Fair food price

Organic farming is on a roll. According to a report published yesterday by the Dutch Central Bureau of Statistics (CBS), the total number of organic pigs in the Netherlands increased to over 91,000, almost a quarter more than in 2017. Organic potato production in particular has shown a vast growth, but the production of organic milk also increased. In 2017, more than 223 million pounds of raw organic milk was transported to dairy companies. That’s over 12 percent more than the previous year. The number of organic eggs grew by 14 percent.

And yet, organic farming is still quite small in relative terms. Last year, 3.2 percent of agricultural land was used for organic agriculture and 2.9 percent of all livestock was organic, versus 2.6 percent a year earlier. Milk production is even lower with 1.6 percent.

Even though the upward trend in organic agriculture is good for people and planet, it has a few downsides. For one, the high price causes people with less money to prefer industrially grown fruit and vegetables. ‘And that is exactly why this form of cultivation may in some cases, be better for public health,’ says Professor Anthony Trewavas (Institute for Cell and Molecular Biology – University of Edinburgh) in the magazine Nature. ‘Industrial crops are cheaper than organic crops and reach more people. Because of the low prices, more people can get their minimum dose of vitamins. And there’s some strong evidence for that: ever since industrial pesticides came into fashion making vegetables cheaper, the occurrence of stomach cancer has decreased by no less than 50 percent,’  says a survey done by David Coggon and Hazel Inskip (Oxford University). As stomach cancer often occurs in people who eat little or no vegetables, prevention is directly linked to lower vegetable prices. ‘As long as organic vegetables are expensive, they won’t reach the poorest of the poor.’

Volkert Engelsman, CEO of a leading organic fruit and vegetable distributor and a well-known sustainable pioneer, talks about the definition of profit. Many people associate ‘organic’ with ‘too expensive’. And that is precisely the great fallacy, because it’s the regular products that are too cheap. All sorts of social costs are not included in the price.’

So what is a fair price? ‘That is the price at which all costs are taken into account, including those for people and the environment. . We have grown accustomed to low prices. And supermarkets compete strongly for the lowest price.

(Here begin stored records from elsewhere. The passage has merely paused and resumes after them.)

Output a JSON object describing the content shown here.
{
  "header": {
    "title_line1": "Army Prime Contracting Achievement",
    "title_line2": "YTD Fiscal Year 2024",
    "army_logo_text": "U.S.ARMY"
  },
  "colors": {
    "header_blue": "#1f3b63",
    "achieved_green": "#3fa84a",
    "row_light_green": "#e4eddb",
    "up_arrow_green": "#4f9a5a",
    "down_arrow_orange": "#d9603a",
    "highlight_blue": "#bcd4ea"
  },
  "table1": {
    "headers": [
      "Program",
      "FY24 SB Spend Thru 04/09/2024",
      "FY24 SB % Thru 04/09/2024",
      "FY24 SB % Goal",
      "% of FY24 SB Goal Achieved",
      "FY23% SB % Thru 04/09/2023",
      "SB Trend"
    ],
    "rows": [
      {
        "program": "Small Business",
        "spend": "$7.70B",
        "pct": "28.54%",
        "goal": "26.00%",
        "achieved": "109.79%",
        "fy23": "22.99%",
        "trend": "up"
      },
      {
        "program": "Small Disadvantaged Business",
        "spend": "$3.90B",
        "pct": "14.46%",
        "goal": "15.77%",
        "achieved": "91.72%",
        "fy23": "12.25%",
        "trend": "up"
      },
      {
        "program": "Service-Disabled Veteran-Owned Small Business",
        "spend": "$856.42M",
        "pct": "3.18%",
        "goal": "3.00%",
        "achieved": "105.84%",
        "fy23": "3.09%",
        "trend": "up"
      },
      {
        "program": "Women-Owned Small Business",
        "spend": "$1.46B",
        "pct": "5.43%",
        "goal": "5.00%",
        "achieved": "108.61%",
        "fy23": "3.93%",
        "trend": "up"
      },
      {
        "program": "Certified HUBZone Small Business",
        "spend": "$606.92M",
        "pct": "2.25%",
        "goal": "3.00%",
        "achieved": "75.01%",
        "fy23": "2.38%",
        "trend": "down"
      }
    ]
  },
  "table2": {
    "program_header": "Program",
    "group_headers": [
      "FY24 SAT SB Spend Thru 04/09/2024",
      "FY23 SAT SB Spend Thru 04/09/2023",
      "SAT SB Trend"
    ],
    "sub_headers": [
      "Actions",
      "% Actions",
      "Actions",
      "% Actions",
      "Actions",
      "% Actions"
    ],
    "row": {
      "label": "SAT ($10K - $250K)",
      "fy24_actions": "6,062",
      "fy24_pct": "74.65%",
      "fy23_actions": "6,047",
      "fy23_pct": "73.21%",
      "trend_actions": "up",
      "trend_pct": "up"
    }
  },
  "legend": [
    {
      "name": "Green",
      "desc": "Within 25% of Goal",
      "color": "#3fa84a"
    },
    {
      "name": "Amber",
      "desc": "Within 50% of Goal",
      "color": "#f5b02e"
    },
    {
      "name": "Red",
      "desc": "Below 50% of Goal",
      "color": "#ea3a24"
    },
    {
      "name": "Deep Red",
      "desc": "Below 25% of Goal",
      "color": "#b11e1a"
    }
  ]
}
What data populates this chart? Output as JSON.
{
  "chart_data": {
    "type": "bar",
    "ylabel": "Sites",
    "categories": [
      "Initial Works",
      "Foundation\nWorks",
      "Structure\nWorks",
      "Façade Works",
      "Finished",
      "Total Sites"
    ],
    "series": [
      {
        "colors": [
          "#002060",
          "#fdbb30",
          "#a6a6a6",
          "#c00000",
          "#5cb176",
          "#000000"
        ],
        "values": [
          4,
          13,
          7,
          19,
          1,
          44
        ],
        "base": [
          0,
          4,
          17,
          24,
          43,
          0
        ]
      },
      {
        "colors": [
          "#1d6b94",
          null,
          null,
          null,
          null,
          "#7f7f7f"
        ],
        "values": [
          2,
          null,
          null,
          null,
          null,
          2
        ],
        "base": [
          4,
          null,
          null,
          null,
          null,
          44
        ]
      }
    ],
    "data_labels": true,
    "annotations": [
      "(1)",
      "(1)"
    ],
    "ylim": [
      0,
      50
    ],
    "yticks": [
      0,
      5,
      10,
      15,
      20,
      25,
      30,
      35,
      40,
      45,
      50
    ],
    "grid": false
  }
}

While you could also distinguish yourself from competitors with a sustainable and fair range of products.’

Jeroen Candel of Wageningen University agrees with him: ‘Supermarkets now see that the importance of values such as sustainability, animal welfare, health and food quality is growing, and they play to that market. They have a large influence on the food industry: thousands of farmers and horticulturists and millions of consumers are serviced by only a handful of purchasing offices and supermarket formulas. For a transition to a more sustainable and fairer food system, we need to get those parties moving.’

‘Supermarkets have a wrong definition of profit,’ says Engelsman It is based on the misconception that our natural resources are infinite. We must adjust the definition of profit. If you only look at the health costs, organic pears are 19 cents cheaper per kilo than regular pears, because less pesticides are used. I repeat: organic products are not too expensive, non-organic produce is too cheap.’